Toutefois, ont souligné plusieurs intervenants, les attentes des populations dans les pays en transition vers la démocratie sont immenses, et concernent en premier lieu les emplois. 1,4 million de jeunes, interrogés sur le site web Right Start Foundation, ont en effet placé l’emploi en tête de leurs rêves, d’après l’Égyptien Amr Khaled, qui dirige le site. « Tout dépend maintenant de la rapidité avec laquelle les gouvernements vont répondre à ces attentes », a-t-il souligné. « Il faut créer beaucoup d’emplois pour donner aux jeunes garçons une chance », a renchéri plus tard Ibrahim Dabdoub, PDG de la Banque nationale du Koweït, qui s’est dit partisan d’un plan Marshall arabe en faveur des pays ayant connu des révolutions. Évoquant la situation en Égypte, il s’est dit « pas terriblement optimiste sur le court terme » et a insisté sur la nécessité d’aider la banque nationale d’Égypte. Amr Moussa, ex-chef de la Ligue arabe et candidat à l’élection présidentielle égyptienne, a estimé en revanche que son pays « n’était pas si pauvre que cela mais qu’il avait été mal géré », rappelant que « nous sommes dans la période de transition d’une dictature totale à la démocratie ».
Pour sa part, Moustapha Kamel Nabli, gouverneur de la Banque centrale de Tunisie, a déploré un manque de soutien de la communauté internationale.

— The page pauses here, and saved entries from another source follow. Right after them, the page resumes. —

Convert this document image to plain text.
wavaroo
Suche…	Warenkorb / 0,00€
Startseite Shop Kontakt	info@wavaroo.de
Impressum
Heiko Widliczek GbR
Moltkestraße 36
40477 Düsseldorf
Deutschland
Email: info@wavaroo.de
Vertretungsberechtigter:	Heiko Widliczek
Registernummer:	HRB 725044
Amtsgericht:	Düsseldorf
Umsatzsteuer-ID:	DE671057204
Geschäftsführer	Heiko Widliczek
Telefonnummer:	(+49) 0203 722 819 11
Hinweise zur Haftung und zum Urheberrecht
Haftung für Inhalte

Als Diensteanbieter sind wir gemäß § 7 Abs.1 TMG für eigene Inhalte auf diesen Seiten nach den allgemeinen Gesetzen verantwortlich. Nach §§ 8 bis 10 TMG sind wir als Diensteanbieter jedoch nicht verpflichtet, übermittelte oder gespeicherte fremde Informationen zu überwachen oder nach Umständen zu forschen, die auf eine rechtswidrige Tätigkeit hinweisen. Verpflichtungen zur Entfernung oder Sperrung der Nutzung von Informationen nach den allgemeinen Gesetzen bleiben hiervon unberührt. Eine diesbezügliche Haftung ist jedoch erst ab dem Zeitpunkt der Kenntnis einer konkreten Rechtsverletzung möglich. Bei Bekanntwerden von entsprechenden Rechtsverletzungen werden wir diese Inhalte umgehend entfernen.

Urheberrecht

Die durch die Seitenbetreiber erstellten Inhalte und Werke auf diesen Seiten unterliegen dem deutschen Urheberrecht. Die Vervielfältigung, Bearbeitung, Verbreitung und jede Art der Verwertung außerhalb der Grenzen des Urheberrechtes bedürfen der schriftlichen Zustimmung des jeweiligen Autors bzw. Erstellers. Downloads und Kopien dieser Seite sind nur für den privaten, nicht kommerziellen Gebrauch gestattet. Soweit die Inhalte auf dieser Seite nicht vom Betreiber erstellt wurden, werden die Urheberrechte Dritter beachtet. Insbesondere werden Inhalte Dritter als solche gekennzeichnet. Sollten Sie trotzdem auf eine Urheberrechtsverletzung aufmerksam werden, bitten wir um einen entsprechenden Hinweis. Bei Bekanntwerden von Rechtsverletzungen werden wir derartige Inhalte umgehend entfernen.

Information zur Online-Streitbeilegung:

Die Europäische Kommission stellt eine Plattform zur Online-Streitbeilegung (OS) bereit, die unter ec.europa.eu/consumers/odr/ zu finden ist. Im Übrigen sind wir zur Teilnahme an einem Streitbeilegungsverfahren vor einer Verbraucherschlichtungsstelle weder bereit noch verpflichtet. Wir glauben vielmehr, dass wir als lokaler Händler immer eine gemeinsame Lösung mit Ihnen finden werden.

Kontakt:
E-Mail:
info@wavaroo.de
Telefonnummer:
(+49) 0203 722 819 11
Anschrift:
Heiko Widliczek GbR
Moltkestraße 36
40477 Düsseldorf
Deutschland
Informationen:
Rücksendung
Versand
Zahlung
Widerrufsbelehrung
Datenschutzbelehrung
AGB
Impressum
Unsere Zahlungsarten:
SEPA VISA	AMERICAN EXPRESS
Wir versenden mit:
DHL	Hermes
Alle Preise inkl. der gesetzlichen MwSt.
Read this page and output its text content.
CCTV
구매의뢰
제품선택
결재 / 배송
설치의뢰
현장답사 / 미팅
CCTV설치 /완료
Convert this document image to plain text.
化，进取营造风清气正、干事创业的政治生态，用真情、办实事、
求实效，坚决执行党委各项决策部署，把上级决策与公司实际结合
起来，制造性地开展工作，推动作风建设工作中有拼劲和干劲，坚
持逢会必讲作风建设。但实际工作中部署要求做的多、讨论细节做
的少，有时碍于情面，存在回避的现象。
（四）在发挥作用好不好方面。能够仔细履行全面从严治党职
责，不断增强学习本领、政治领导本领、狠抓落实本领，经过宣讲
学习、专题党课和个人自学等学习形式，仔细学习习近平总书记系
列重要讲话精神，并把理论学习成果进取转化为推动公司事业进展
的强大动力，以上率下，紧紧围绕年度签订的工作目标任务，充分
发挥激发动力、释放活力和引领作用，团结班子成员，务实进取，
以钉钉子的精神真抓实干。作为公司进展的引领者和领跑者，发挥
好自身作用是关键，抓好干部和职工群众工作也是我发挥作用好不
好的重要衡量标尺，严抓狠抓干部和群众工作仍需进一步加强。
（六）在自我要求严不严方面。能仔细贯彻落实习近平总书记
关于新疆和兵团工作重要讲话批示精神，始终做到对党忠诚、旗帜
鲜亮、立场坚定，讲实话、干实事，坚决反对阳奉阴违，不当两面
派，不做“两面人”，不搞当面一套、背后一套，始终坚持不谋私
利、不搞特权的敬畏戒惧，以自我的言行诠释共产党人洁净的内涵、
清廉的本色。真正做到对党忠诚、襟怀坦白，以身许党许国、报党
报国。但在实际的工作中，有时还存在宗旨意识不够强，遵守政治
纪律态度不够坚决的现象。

À propos du « partenariat de Deauville », lancé lors du sommet du G8 fin mai 2011 afin de soutenir la transition dans cinq pays arabes dont la Tunisie, il a regretté « des annonces non suivies d’effets ». « Il y a un an nous rêvions, la tête dans les étoiles. Maintenant, nous rêvons les pieds sur terre », a affirmé M. Nabli.
(Source : AFP)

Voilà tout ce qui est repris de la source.